Pangue Hydroelectric Plant is a hydroelectric power station in Bío Bío Region, Chile. It lies west of Callaqui volcano at the confluence of the rivers Pangue and Huiri-Huiri. The plant uses water from the upper Bío Bío River and produces 467 MW of electricity. The plant was built by Endesa in 1996.

== Technical features ==
The penstock delivering water to the power plant has a hydraulic head of 103 m and a design volume of 500 m3/s. Pangue contributes 10% of the electricity fed into the Chilean integrated grid, making it the third largest power station after Ralco (640 MW) and Pehuenche (500 MW). The dam is made of roller-compacted concrete, using about a million cubic meter of concrete. The dam and power plant were built from 1993 to 1996. Behind the dam lies a reservoir of 500 ha, 14 km long and 360 m wide. This makes it one of the most efficient large hydropower plants in the world, as measured by the relation between electricity production and area flooded. The construction of Pangue, just as the one of Ralco, generated controversies between environmentalists, the Government and the private power company Endesa, because the dam impacted the indigenous Pehuenche people, whitewater rafting areas and the rights of farmers further downstream.
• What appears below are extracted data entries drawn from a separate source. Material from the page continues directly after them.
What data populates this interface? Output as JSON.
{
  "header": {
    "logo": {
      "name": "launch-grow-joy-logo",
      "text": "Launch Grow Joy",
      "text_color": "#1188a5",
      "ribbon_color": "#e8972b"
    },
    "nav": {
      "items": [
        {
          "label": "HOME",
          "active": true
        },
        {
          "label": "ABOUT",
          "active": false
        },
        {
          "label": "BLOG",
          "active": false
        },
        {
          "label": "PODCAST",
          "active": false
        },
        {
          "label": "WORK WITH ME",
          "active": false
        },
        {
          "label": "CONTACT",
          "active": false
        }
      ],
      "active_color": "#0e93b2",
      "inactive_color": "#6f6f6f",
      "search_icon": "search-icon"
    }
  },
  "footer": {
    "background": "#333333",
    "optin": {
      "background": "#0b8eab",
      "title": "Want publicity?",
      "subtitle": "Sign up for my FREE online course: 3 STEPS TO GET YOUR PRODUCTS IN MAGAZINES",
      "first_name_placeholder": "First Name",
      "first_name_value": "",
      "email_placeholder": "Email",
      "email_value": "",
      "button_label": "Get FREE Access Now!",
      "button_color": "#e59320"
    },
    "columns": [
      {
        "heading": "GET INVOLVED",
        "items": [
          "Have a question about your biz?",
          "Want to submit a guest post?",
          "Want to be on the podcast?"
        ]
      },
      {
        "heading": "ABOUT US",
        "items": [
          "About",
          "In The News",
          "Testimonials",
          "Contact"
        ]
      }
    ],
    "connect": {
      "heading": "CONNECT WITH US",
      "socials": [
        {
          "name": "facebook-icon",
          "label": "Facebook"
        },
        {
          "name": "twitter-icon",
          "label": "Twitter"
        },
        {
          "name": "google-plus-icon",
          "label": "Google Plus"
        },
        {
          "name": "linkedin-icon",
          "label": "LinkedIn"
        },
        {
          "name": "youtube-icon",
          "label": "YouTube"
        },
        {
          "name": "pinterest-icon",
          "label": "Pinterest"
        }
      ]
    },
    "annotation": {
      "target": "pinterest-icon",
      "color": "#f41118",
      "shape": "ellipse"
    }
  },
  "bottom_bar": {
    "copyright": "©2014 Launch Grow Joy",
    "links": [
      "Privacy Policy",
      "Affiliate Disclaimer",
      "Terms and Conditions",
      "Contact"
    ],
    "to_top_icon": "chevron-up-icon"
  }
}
== Controversy over water rights ==
During the construction of the dam, the Appellate Court of Concepcion halted construction arguing that the filling of the reservoir and the dam’s operation unduly affected the water rights of farmers further downstream. However, the Chilean Supreme Court overruled the lower court and decided that the nonconsumptive water rights of Endesa took precedence over the consumptive water rights of irrigators. One U.S. scholar said that the decision relied on a government report that itself was “hard to interpret as anything other than a response to political pressure from higher levels of government”, that the decision was “seriously flawed”, made “on the basis of legal reasoning of dubious quality” and that the decision constituted “a major transfer of wealth from irrigators to electric companies”.